IPC-weighted Kaplan–Meier survival curves for TTNT and OS by risk category (N = 1920). Kaplan–Meier estimated TTNT and OS by cohort and cumulative number of high-risk factors using IPC-weighted cloning method. IPC-weighted TTNT in a patients who received maintenance therapy and b patients who were treated with active surveillance. IPC-weighted OS in c patients who received maintenance therapy and d patients who were treated with active surveillance. Patients who did not undergo debulking surgery were assumed to have visible residual disease. IPC, inverse probability of censoring; OS, overall survival; TTNT, time to next treatment
Patients Eligible for First-Line PARP Inhibitor Maintenance Therapy
Because first-line PARP inhibitor maintenance therapy is recommended for patients with advanced ovarian cancer who had a complete or partial response to chemotherapy, outcomes were also evaluated in the 1251 patients who were considered eligible for first-line PARP inhibitor maintenance therapy. Within this subpopulation, 323 (25.8%) patients received first-line maintenance therapy and 928 (74.2%) of patients were treated with active surveillance prior to cloning and IPC weights. Demographic and clinical characteristics in this subpopulation were generally similar to the overall population (Table S1 in the supplementary material). Similar to the overall population, the IPC-weighted median durations of TTNT and OS were longer in the maintenance therapy cohort than in the active surveillance cohort in patients who were considered eligible for first-line PARP inhibitor maintenance therapy (Table S2 in the supplementary material). The trends for shorter IPC-weighted median TTNT and OS among patients with more high-risk factors were also observed in PARP inhibitor eligible patients in both cohorts (Table S2).
Discussion
In this retrospective analysis of real-world patients with stage III or IV ovarian cancer at diagnosis who received first-line therapy, almost all patients (ca. 96%) had at least one high-risk factor for disease progression or death. The individual high-risk factors for disease progression or death of stage IV disease at diagnosis, BRCAwt or unknown BRCA status, IDS, and visible residual disease, are well known, and have been studied using both clinical trial and real-world data [2, 16,17,18, 20, 21]. Patients with advanced ovarian cancer are generally considered at high risk for disease progression or death, with a 5-year survival rate of patients with distant disease at diagnosis of approximately 30% [2]. Interestingly, the percentage of patients with high-risk factors was similar across the maintenance therapy and active surveillance cohorts. Because most patients (77.8%) in this study did not receive maintenance therapy, this suggests that in clinical practice a high percentage of patients who were at risk for recurrence did not receive maintenance therapy.

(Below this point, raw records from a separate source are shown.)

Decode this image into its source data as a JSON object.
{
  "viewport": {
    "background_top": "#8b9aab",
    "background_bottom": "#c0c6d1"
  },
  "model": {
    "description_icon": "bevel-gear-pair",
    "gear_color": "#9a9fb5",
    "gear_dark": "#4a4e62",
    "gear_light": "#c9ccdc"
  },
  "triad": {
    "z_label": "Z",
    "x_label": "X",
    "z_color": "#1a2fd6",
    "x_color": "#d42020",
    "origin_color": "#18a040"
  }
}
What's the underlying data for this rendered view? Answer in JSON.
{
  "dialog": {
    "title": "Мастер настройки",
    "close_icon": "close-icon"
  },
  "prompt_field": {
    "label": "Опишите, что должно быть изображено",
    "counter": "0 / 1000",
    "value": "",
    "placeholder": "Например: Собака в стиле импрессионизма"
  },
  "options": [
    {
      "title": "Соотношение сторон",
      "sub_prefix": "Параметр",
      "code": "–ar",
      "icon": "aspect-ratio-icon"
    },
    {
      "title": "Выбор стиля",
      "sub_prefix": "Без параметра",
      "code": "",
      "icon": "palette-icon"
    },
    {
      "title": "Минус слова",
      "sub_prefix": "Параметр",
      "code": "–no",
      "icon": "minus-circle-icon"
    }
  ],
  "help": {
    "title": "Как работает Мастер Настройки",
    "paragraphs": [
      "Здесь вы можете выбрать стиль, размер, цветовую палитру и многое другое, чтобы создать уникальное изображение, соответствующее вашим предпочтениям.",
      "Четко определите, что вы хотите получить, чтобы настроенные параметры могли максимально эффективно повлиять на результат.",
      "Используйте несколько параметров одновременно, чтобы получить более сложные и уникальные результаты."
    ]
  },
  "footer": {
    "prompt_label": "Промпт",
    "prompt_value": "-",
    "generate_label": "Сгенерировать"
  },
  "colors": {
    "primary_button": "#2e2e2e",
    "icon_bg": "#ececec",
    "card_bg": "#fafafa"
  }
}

Additionally, the study results also showed that patients who received maintenance therapy had both longer IPC-weighted median TTNT and OS than those who received active surveillance. This result is consistent with those of the PRIMA/ENGOT-OV26 [22], OVARIO [23], SOLO-1 [24], and PAOLA-1/ENGOT-OV25 [25] clinical trials that demonstrated the benefit of PARP inhibitor monotherapy or PARP inhibitor plus bevacizumab first-line maintenance therapy in patients with advanced ovarian cancer. The observed difference in outcomes between patients receiving maintenance therapy and active surveillance was more pronounced in the TTNT than OS results.
Furthermore, the study found that across both cohorts, TTNT and OS outcomes were shorter among patients with more high-risk factors (stage IV disease at initial diagnosis; no surgery or treated with neoadjuvant therapy and IDS; had visible residual disease following surgery; and BRCAwt disease or unknown BRCA status). Importantly, the IPC-weighted median TTNT in patients in the maintenance therapy cohort was consistently longer than in patients in the active surveillance cohort regardless of the cumulative number of risk factors present. Even among patients with all four high-risk factors who had the shortest outcomes, the IPC-weighted median TTNT was longer among patients treated with maintenance therapy than in patients who received active surveillance. These data are generally consistent with findings from clinical trials showing that patients benefited from first-line maintenance therapy regardless of whether they were classified as being at a “low” or “high” risk for progression [26].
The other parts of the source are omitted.